Cyclistic Analysis, Case Study

Advertisment and marketing strategy Analysis

Posted by Diego Rodriguez on August 18th, 2021

  
  

Introduction

  
   In this case study provided by the Data Analysis program developed by Google. My role as a junior data analyst is to help Cyclistic, the company I work for, make better business decisions based on my analysis.
  
   In this scenario, the CEO of Cyclistic believes that the future of the company depends on increasing the number of annual members.
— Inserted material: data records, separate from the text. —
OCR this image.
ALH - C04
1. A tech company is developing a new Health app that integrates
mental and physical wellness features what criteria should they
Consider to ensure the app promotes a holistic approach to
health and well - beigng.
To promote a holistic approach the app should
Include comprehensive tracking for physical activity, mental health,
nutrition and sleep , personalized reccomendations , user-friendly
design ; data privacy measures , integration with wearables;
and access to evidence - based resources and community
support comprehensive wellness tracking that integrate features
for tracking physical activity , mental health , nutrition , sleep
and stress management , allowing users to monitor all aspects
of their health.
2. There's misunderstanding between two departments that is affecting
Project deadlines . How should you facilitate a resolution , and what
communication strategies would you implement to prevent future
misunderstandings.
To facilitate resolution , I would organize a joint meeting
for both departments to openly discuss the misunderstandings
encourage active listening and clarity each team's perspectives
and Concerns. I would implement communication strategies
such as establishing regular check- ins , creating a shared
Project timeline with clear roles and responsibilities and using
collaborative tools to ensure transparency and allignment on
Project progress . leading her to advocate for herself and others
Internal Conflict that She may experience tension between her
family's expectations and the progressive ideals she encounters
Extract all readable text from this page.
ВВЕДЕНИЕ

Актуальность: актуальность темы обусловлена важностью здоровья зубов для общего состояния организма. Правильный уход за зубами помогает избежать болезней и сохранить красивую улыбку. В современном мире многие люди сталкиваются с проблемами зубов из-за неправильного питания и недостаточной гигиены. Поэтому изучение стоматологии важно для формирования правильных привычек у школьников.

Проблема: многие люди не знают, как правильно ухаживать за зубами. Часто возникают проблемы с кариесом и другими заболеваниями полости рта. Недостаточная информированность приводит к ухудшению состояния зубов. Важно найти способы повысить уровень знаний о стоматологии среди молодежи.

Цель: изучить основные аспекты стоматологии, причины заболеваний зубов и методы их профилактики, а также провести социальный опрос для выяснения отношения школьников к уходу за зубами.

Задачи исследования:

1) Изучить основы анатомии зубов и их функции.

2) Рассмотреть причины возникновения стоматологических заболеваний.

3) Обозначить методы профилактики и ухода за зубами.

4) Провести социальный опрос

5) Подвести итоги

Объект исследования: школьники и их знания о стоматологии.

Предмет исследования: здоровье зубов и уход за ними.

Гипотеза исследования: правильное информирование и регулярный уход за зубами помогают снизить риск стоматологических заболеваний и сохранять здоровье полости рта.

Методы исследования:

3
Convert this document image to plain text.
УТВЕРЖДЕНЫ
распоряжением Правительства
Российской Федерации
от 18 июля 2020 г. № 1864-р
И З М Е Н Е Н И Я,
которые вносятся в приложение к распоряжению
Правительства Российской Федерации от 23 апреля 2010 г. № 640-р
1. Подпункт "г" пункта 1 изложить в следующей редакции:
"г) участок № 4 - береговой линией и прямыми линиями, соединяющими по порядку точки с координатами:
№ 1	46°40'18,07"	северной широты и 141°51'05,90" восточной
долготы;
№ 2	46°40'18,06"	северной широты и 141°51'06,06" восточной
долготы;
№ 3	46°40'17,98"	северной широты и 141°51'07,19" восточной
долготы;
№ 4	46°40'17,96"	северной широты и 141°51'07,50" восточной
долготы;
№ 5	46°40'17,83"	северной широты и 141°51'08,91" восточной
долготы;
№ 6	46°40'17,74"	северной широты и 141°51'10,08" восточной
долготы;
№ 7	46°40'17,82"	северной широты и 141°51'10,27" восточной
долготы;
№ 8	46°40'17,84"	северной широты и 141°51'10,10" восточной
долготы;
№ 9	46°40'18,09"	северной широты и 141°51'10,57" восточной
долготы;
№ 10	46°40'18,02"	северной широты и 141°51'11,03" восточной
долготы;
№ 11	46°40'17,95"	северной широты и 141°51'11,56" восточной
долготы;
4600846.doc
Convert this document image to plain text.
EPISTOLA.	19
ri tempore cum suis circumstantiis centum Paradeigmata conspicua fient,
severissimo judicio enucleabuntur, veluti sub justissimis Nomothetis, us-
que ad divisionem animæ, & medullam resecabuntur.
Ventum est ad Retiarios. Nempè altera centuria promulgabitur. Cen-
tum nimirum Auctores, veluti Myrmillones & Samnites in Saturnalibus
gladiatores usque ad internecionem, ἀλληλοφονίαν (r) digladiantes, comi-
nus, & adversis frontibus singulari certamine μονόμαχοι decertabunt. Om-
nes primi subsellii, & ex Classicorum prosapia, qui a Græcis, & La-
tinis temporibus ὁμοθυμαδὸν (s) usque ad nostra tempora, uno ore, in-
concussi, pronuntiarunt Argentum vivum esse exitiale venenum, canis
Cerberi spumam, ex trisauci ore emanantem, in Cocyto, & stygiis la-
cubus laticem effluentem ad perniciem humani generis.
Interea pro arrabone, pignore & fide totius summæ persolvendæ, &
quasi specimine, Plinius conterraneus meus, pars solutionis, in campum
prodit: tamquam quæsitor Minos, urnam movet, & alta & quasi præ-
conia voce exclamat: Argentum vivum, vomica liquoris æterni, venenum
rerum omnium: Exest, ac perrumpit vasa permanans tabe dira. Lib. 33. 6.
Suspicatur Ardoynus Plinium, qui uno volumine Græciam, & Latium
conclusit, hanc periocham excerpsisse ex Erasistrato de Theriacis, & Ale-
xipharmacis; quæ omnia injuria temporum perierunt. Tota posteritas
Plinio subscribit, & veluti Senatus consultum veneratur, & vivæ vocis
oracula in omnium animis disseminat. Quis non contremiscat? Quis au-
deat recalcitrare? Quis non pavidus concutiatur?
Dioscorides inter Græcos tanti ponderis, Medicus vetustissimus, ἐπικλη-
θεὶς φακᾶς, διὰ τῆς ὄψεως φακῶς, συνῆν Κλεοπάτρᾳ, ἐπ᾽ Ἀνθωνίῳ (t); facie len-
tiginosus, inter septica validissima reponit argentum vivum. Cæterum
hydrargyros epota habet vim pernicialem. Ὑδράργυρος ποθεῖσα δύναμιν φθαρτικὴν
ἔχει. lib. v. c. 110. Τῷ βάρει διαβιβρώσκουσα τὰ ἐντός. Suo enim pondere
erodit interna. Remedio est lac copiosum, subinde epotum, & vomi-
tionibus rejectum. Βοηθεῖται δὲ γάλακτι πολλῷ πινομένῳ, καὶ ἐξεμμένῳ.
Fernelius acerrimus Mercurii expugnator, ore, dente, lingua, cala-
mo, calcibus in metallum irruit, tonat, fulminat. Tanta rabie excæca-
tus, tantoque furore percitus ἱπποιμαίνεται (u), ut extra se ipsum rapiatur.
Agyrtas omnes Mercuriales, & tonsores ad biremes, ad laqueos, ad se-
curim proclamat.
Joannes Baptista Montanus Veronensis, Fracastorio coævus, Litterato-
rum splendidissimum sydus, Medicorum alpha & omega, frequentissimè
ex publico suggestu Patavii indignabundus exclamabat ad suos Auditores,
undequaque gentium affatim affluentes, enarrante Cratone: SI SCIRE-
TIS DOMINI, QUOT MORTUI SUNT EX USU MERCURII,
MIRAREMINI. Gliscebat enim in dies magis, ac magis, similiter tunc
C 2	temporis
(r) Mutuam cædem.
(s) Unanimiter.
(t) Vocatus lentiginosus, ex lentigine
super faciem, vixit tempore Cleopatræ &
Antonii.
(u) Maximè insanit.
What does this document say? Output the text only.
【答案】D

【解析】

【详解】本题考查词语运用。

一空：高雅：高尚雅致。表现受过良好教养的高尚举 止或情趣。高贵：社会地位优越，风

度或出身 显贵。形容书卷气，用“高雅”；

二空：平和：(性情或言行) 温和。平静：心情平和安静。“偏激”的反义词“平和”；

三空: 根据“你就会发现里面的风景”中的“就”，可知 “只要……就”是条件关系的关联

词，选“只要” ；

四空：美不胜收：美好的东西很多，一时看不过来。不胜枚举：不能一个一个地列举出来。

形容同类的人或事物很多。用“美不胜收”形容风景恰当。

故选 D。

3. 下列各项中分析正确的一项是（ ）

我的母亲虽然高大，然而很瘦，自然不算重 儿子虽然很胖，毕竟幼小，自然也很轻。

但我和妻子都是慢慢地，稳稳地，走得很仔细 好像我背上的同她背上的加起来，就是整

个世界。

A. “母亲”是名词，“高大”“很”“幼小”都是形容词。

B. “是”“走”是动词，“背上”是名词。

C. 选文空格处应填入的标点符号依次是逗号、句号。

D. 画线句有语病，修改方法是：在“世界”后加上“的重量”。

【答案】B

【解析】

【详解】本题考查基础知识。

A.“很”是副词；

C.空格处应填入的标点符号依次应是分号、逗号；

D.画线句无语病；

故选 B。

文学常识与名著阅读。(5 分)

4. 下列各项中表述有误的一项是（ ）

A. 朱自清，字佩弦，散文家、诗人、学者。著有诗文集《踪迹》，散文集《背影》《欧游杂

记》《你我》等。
Therefore, me and my team need to understand how annual members and casual riders use our bicycles. From these insights, we hope to come up with marketing strategies that will increase the number of annual members.
  
   My main task is to analyse Cyclistic datasets to identify how annual and casual members ride, and how their riding patterns defer. On the other hand, our time frame for this analysis is the last twelve months. These results will help my team create a marketing strategy that would increase the number of annual members.
   

Data Description

   I decided to use the R coding language in Rstudio to perform my analysis. Because, it would be easier to manage, given that the datasets were quite large. The data was spread across different datasets with inconsistent naming conventions. This prompted me to choose the naming conventions used in the first quarter of 2020, because it was the latest method used by the company.
  

Click here to get the original datasets.

Data Cleaning Process

After thoroughly examining my datasets, and establishing proper naming convection. The next step is cleaning and ensuring the integrity of my data
  

Click here to open a new tab showing my cleaning process using R.

  

Analysis & Data Visualization

  

Number of rides taken by casual and members throughout the year

        
-When compared, casuals and annual member’s number of rides both seem to increase from early Spring to mid Fall. Reaching their highest number of rides in August.
-Based on the number of rides taken by casual and members throughout the year. Casual riders activity increases from March to December.
     

Number of rides taken by casual and members during weekdays

        
-Throughout weekdays, casual and annual members maintain a relatively constant number of rides per day. Meanwhile, during weekends.
-Casual riders are more active during business days.
     

Average duration by week day

        
-Throughout weekdays, annual members average duration surpasses casual members by a large margin. And reaches its highest value during the weekends.
-Member's average duration reach its peak during weekends.
     

Average duration throughout the year

        
-From January to April, Casual’s average duration decreases drastically. But it is still greater than members. Meanwhile, throughout the rest of the year annual member’s average duration surpasses casuals and maintains an increasing average duration rate.
-Casual average duration peaks between the months of January to March.
     

Marketing Strategies & Suggestions

     
After a detailed analysis, manipulation, and exploration of the datasets provided in this case study, I have come up with the following suggestions;
     
-   Increase the budget of marketing strategies between the months of January to March. With the main focus of appealing to our casual riders. For example, by offering lower admission feed for new members by 30%.
     
-   Offer special promotions for future members. For example, if they share the initial promotion they will get some sort of reward as a complementary such as stickers and a 15% of their following month.
     
-   Increase the budget of marketing strategies between the months of April to December. For example, by offering lower admission feed for new members by 20-15%.
     
-   Offer special promotion packeges weekly, targeting casual riders between April and November.